Cyberwar: Coming to a living room near you?
Cyberwar is — for all the billions being spent on it — still largely theoretical, especially when it comes to the use of zero-day attacks against public utilities. Right now a fallen tree is a bigger threat to your power supply than a hacker.
While states have the power to launch such attacks, for now they have little incentive. And the ones with the most sophisticated weapons also have the most sophisticated infrastructure and plenty to lose, which is why most activity is at the level of espionage rather than war.
However, there's no reason why this should remain the case forever. When countries spend billions on building up a stockpile of weapons, there is always the increased risk of confrontation, especially when the rules of engagement are still in flux.
But even now a new and even more dangerous battlefield is being built. As we connect more devices — especially the ones in our homes — to the web, cyberwar is poised to become much more personal.
As thermostats, fridges and cars become part of the internet of things, their usefulness to us may increase, but so does the risk of them being attacked. Just as more industrial systems are being connected up, we're doing the same to our homes.

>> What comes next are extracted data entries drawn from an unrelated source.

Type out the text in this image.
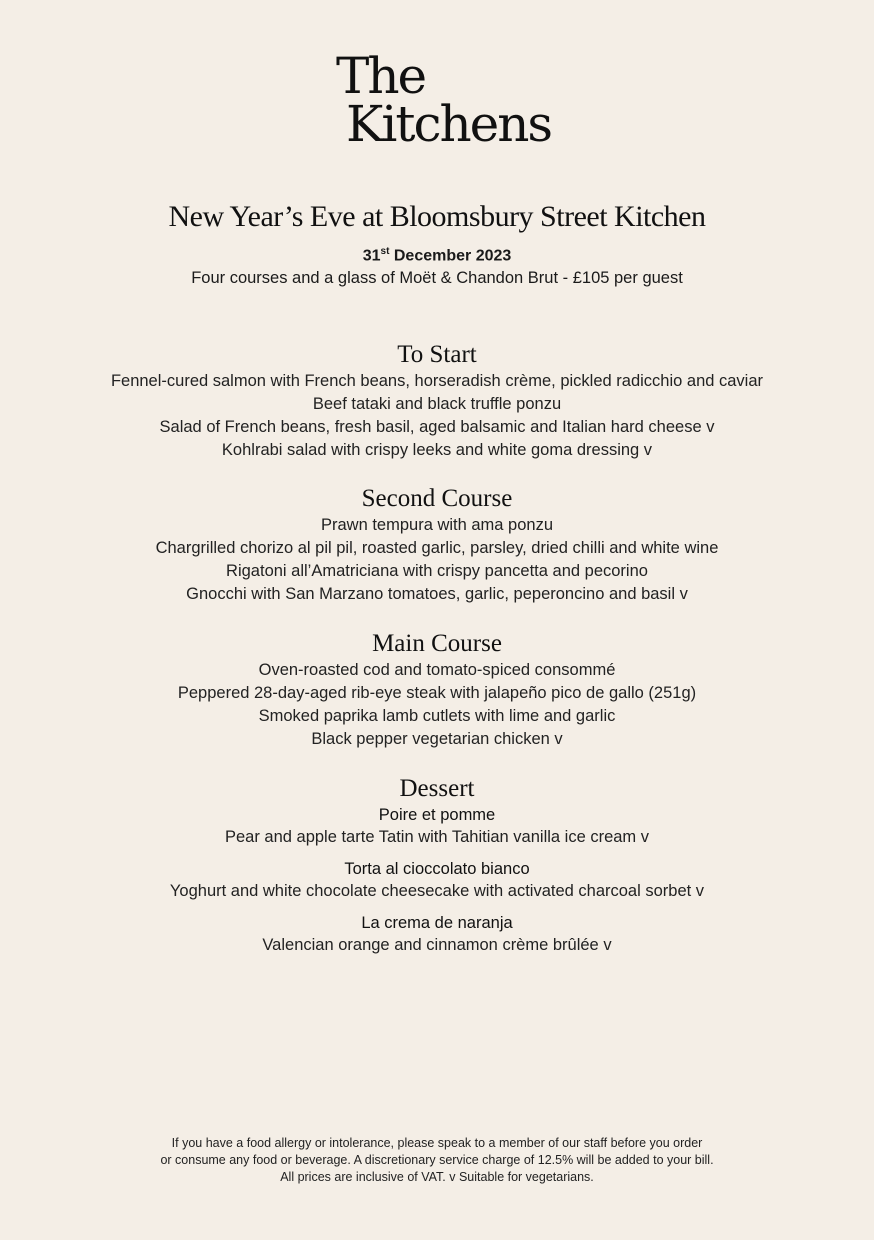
The
Kitchens
New Year’s Eve at Bloomsbury Street Kitchen
31st December 2023
Four courses and a glass of Moët & Chandon Brut - £105 per guest
To Start
Fennel-cured salmon with French beans, horseradish crème, pickled radicchio and caviar
Beef tataki and black truffle ponzu
Salad of French beans, fresh basil, aged balsamic and Italian hard cheese v
Kohlrabi salad with crispy leeks and white goma dressing v
Second Course
Prawn tempura with ama ponzu
Chargrilled chorizo al pil pil, roasted garlic, parsley, dried chilli and white wine
Rigatoni all’Amatriciana with crispy pancetta and pecorino
Gnocchi with San Marzano tomatoes, garlic, peperoncino and basil v
Main Course
Oven-roasted cod and tomato-spiced consommé
Peppered 28-day-aged rib-eye steak with jalapeño pico de gallo (251g)
Smoked paprika lamb cutlets with lime and garlic
Black pepper vegetarian chicken v
Dessert
Poire et pomme
Pear and apple tarte Tatin with Tahitian vanilla ice cream v
Torta al cioccolato bianco
Yoghurt and white chocolate cheesecake with activated charcoal sorbet v
La crema de naranja
Valencian orange and cinnamon crème brûlée v
If you have a food allergy or intolerance, please speak to a member of our staff before you order
or consume any food or beverage. A discretionary service charge of 12.5% will be added to your bill.
All prices are inclusive of VAT. v Suitable for vegetarians.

The internet of things, and even wearable tech, bring with them great potential, but unless these systems are incredibly well-secured, they could be easy targets to compromise.
Cyberwarfare might seem like a remote, fanciful threat, but digital weapons could create the most personal attacks possible. Sure, it's hard to see much horror lurking in a denial of service attack against your internet-enabled toothbrush (or the fabled internet fridge) but the idea of an attack that turned your gadgets, your car or even your home against you is one we need to be aware of.
We tend to think of our use of technology as insulating us from risk, but in future that may no longer be the case. If cyberwar ever becomes a reality, the home front could become an unexpected battlefield.
Steve Ranger is the UK editor of TechRepublic, and has been writing about the impact of technology on people, business and culture for more than a decade. Before joining TechRepublic he was the editor of silicon.com.